Scalia understands this. Reagan understood this. The NRA understood this up until the 1970s. Believing that securing a safe, civil society for all requires all of us to walk around armed and ready to kill strangers in snap decisions is the truly dangerous mindset. I hope you never have cause to have to kill someone in self-defense, but your paranoid distrust of others and desire to walk around with deadly force in hand makes me glad I live in a state that makes it hard to do that.

DinsdaleP

Oh, I thought I was being pretty logical in breaking it down, and providing factual counter-views to yours from two highly respected conservative icons.

This isn’t about “I win, you lose”, it’s about being able to see what the other side of an issue is, and that other viewpoints can have valid elements to them even when they don’t line up 100% with yours.

Reagan passed the Mulford Act to prevent California citizens from bearing arms in public. These citizens weren’t looking for trouble, but simply wanted to employ their constitutional 2nd Amendment right to self-defense against government brutality.

That self-defense-against-abusive-government motivation goes to the very heart of why you and your colleagues believe the 2nd Amendment exists. And then a chief executive passes a law to remove the ability of lawful citizens to bear arms in self-defense against the state – the worst-case scenario you imagine Obama planning, but it actually happened in the 1960’s.

And it was done by Ronald Reagan. And done with the support of the NRA.

But there’s no analysis of that historical fact by CNAV. You stir up the faithful by talking of tyrants and what people “might” do if they aren’t stopped, but your own icons did much more and much worse than anything in Obama’s executive orders.

If you’re going to condemn any and all forms of gun control as “infringement”, then you and your associates should at least be consistent and address the history of Reagan and gun control. There was no outcry then, and there’s no criticism now – why?

DinsdaleP

And please stop with the “we face a tyranny as vicious as that of Adolf Hitler” rhetoric. For someone who cares about Israel as much as you do, it’s sad that you’re equating conditions in America today to life under the Nazis.

Try telling that line of yours to the face of any elderly Jewish survivor of WWII Germany, and be prepared to wipe their spit off your person afterward.

DinsdaleP

“And if no one cried out against Reagan, that was because he granted far greater freedom than he took away. Freedom to produce. To trade. To hire and fire.”
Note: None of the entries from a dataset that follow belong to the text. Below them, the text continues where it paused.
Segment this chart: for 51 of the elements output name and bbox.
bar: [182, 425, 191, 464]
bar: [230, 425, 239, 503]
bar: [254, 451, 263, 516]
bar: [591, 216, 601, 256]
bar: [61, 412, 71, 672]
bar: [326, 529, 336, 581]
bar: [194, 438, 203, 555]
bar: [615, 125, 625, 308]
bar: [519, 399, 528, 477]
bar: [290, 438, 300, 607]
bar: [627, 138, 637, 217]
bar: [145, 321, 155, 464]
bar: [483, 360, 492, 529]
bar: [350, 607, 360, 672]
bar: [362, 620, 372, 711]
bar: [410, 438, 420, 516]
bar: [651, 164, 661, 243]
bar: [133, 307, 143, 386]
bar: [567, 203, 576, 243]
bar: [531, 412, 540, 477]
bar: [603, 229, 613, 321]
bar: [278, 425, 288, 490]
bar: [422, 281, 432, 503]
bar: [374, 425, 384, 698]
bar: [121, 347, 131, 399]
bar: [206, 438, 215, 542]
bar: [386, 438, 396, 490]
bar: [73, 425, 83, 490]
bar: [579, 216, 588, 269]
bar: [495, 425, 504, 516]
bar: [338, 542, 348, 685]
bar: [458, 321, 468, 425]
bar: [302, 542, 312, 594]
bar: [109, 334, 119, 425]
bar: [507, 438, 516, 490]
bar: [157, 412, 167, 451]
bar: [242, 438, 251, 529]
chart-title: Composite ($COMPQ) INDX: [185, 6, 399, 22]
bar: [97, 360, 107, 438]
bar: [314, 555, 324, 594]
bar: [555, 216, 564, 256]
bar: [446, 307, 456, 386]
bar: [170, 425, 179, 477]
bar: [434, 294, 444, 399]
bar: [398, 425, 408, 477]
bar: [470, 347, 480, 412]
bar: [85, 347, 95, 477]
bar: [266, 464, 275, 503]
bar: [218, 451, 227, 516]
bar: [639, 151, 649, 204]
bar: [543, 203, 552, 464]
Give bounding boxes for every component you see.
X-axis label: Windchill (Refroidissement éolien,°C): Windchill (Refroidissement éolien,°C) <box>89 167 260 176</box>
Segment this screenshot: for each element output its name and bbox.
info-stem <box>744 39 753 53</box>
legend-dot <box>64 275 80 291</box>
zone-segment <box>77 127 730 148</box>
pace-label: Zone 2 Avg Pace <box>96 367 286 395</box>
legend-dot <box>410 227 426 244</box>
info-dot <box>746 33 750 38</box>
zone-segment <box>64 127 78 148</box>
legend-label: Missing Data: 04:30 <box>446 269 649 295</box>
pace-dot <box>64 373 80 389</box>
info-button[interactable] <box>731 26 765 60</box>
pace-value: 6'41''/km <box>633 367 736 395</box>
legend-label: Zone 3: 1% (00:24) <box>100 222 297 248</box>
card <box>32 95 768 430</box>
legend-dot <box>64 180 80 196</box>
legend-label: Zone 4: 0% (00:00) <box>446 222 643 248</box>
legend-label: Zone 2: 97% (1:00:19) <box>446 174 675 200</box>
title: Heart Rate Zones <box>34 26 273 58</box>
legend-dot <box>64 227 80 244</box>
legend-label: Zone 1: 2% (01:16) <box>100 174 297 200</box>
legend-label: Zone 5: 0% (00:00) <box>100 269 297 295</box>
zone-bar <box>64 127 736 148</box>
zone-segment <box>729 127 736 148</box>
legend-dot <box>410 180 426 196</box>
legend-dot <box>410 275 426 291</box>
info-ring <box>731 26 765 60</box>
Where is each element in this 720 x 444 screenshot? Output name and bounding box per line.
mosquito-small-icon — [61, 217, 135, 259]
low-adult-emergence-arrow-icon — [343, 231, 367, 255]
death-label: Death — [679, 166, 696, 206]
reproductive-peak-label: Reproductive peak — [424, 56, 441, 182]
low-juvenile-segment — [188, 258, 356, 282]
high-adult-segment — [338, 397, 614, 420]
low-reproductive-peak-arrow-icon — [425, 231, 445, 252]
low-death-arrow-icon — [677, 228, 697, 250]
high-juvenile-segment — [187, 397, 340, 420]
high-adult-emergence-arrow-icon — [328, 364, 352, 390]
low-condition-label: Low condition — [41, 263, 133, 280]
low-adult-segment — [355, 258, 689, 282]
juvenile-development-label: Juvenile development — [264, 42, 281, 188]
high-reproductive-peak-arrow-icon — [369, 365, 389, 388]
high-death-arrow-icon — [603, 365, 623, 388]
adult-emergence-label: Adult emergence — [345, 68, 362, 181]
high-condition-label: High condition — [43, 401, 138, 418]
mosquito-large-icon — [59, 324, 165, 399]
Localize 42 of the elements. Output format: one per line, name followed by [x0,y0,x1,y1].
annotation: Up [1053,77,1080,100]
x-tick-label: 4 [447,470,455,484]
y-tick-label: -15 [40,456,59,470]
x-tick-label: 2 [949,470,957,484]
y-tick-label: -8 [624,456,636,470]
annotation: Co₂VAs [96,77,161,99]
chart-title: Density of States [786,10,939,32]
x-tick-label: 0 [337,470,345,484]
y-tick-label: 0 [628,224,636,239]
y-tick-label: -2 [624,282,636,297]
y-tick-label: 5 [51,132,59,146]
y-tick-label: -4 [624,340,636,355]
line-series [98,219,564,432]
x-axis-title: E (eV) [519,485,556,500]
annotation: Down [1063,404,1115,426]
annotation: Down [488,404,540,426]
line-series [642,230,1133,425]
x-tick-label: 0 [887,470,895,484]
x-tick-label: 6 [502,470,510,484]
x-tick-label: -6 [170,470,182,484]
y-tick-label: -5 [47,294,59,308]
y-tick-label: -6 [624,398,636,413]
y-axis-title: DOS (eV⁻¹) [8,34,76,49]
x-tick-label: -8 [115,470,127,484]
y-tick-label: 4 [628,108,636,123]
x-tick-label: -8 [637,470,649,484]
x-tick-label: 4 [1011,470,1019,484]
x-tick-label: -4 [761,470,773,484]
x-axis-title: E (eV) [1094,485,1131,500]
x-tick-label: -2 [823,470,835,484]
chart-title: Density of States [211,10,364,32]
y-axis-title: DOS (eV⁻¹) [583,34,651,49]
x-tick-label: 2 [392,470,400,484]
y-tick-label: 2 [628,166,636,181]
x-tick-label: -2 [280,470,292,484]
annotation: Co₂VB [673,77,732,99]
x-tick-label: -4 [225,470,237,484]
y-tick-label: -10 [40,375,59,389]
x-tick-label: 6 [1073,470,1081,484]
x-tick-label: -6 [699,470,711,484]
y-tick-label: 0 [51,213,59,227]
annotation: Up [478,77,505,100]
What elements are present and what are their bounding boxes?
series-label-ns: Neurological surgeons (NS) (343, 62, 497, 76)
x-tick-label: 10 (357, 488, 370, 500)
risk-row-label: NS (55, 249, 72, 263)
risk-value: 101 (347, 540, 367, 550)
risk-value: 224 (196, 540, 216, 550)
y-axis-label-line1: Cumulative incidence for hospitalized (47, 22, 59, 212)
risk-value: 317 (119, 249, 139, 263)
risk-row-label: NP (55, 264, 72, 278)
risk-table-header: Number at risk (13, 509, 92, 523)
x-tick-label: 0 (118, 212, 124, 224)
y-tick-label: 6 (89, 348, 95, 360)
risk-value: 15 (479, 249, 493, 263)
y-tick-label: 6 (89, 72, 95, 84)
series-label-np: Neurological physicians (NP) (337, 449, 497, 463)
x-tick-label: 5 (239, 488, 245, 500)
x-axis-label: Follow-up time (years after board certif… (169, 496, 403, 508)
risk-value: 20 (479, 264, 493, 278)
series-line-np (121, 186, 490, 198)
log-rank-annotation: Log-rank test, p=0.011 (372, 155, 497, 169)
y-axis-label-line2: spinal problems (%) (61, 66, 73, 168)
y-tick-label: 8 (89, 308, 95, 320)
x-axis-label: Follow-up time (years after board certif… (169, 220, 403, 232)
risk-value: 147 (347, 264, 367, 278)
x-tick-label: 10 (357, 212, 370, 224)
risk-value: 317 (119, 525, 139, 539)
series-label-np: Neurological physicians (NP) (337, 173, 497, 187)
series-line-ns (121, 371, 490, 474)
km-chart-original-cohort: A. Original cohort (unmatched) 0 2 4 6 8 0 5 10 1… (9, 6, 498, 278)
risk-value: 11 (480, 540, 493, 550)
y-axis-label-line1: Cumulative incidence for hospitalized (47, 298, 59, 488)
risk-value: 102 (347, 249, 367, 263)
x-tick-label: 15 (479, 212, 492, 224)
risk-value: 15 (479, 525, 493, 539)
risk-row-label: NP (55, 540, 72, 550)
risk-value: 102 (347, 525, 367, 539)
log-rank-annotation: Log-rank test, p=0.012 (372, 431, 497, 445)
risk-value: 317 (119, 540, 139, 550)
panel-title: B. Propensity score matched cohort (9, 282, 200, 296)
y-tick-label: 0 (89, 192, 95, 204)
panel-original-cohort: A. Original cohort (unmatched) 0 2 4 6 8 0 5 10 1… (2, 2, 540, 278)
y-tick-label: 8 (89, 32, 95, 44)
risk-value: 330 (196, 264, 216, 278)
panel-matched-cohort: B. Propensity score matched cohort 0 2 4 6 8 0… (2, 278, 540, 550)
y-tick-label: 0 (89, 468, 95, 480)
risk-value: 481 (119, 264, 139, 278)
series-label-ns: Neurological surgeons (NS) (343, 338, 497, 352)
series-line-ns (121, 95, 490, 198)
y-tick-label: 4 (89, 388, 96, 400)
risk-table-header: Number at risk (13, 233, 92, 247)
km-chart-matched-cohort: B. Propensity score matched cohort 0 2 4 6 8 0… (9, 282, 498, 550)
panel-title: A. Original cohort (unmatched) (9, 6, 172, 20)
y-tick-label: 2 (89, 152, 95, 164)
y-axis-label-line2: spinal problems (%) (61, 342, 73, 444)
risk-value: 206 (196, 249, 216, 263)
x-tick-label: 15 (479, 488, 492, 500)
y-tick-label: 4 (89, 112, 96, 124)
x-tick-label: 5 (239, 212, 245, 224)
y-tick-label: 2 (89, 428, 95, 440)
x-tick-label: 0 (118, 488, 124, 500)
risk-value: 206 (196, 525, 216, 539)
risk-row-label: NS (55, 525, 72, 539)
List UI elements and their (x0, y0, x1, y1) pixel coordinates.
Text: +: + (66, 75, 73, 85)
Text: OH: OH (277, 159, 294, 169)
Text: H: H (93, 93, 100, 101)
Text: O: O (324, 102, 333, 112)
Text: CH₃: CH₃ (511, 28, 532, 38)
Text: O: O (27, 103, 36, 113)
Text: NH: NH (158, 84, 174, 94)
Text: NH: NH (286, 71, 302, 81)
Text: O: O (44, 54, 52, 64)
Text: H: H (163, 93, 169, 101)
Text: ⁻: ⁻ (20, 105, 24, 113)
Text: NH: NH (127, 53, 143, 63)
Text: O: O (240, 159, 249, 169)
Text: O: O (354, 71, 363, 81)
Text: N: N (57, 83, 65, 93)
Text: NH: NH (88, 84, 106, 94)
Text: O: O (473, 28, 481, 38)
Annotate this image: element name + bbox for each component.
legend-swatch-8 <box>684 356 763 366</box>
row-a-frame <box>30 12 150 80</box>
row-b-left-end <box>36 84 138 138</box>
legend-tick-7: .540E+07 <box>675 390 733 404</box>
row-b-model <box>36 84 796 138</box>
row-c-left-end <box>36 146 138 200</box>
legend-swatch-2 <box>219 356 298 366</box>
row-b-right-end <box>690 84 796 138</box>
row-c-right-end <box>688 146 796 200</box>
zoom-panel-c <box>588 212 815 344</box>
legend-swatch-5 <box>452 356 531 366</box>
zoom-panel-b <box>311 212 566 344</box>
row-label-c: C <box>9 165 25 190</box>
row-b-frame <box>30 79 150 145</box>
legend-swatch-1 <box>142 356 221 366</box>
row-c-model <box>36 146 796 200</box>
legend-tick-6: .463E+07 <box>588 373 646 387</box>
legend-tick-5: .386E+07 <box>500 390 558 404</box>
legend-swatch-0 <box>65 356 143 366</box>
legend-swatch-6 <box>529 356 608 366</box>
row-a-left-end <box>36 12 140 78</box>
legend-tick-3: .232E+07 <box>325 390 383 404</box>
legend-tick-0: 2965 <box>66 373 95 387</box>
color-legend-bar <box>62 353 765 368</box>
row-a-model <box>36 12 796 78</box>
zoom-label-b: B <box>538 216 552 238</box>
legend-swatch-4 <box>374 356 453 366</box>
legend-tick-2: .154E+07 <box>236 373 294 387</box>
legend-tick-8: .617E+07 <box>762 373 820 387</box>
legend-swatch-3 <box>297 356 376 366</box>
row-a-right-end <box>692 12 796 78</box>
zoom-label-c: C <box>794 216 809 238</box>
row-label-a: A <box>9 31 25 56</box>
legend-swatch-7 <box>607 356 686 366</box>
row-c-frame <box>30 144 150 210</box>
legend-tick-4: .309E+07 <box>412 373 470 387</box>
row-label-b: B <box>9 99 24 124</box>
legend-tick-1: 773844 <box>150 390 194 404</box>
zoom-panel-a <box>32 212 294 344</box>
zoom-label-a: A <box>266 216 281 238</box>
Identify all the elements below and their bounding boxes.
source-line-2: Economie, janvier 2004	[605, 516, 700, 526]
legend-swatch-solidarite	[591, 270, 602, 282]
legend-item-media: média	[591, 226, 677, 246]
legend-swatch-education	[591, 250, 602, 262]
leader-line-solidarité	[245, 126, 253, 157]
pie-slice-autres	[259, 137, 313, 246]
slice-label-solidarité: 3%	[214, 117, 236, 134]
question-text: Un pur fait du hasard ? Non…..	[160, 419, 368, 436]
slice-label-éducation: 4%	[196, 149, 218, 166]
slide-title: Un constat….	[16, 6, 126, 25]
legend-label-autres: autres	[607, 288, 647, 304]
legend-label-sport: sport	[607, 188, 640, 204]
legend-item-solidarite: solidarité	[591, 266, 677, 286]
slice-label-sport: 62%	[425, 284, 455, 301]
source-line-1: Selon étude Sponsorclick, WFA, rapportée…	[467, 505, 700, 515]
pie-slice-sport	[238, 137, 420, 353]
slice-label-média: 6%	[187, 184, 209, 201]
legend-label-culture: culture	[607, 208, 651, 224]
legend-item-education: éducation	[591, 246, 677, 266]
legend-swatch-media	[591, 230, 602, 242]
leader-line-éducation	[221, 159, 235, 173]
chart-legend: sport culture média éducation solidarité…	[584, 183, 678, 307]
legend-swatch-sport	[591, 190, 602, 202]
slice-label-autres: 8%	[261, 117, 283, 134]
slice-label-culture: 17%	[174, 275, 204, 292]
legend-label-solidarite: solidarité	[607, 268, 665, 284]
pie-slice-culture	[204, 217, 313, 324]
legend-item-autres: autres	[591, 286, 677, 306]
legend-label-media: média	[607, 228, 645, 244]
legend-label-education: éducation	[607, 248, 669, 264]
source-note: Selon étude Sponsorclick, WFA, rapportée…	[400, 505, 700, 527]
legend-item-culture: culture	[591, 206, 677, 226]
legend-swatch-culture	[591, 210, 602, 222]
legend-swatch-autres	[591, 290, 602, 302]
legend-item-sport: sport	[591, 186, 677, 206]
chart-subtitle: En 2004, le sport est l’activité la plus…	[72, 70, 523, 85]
Hmmm. So it’s okay to take away your Second Amendment rights if you throw some economic bones to the people being deprived of their rights. By that logic, Obama could take away everyone’s guns if he provided enough jobs and economic growth to “keep the sheep pacified”.

Sorry, I’m not buying it.

DinsdaleP

Fair enough, but I was asking where the outrage was over this from the editors at CNAV. You attack Obama over what you think might happen because of what you believe his agenda is, but the available facts are that his executive orders do nothing to disarm anyone.

However, there is a 1960’s precedent for one of the actions that you consider tyrannical, unconstitutional, and worthy of civil disobedience. And yet it was not found to be unconstitutional, the NRA supported it, and there was no civil disobedience over it.

Considering that this took place in our lifetime (well, yours and mine at least), it’s hard to make an effective case for your position, you need to rationalize why it was acceptable for a conservative icon to have enforced more restrictions on 2nd Amendment rights than Obama has ever proposed. Anything less is just hypocrisy.